Tuesday, October 2, 2012

Footprints

I love to hear Greyson running through the house.  I hear those little chubby feet pitter patter from one end of the house to the other.  Along with the pitter patter is the baby chatter.  Wonderful sounds that are part of my day.

Those little feet leave footprints on the freshly mopped floor, and when he escapes from the bathtub without getting dried off, wet little footprints mark where he has been.  Footprints that will be mopped up, dried up, and soon forgotten.

It's the footprints on my heart that will never go away.  Grandkids open our hearts door, and just walk right in.  Pitter, patter, pitter, patter, little things that matter.

Words

That's it!  That's final!  I am going to write my own dictionary.  It's either do that, or finally give in and acknowledge that some words I've known since childhood just are not words.  At least not words that Mr Webster knew when he wrote the dictionary.  Mr Webster never met my family apparently, because my family knows words that Mr Webster doesn't know.
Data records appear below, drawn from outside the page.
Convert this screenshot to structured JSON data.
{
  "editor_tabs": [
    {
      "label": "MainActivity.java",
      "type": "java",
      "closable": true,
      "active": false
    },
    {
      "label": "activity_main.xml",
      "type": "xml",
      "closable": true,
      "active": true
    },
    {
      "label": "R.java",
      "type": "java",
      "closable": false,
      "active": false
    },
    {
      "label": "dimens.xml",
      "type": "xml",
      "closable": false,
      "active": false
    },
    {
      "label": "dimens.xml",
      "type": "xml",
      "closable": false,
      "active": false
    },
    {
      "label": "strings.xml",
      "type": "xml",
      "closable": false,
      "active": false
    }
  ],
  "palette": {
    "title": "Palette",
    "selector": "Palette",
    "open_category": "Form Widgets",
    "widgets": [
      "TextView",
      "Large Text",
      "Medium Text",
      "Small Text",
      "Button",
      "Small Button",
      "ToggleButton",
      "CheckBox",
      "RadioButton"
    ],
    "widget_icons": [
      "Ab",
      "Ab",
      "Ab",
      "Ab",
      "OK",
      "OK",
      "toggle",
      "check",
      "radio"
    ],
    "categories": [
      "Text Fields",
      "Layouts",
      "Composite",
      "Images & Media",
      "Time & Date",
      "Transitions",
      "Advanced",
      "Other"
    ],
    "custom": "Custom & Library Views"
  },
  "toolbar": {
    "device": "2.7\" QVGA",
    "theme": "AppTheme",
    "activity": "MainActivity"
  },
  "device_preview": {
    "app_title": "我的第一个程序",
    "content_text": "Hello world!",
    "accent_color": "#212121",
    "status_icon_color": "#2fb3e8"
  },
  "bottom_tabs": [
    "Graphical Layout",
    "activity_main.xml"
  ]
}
We all know how the first dictionary was created.  Mr and Mrs Webster just kept talking, one word leading to another, and soon they had a book of words. They defined them all, submitted them to a publisher, the book was printed, and today we still refer back to Websters Dictionary.  The publisher, like the Websters, apparently didn't know my family either, because he/she left out a large quantity of words.

Some of these words that really are words, are not words that are recognized in the Scrabble and Words with Friends dictionaries.  That just frustrates me, because these are words that I have known my entire life.  Who do I need to talk to about getting these words in the book?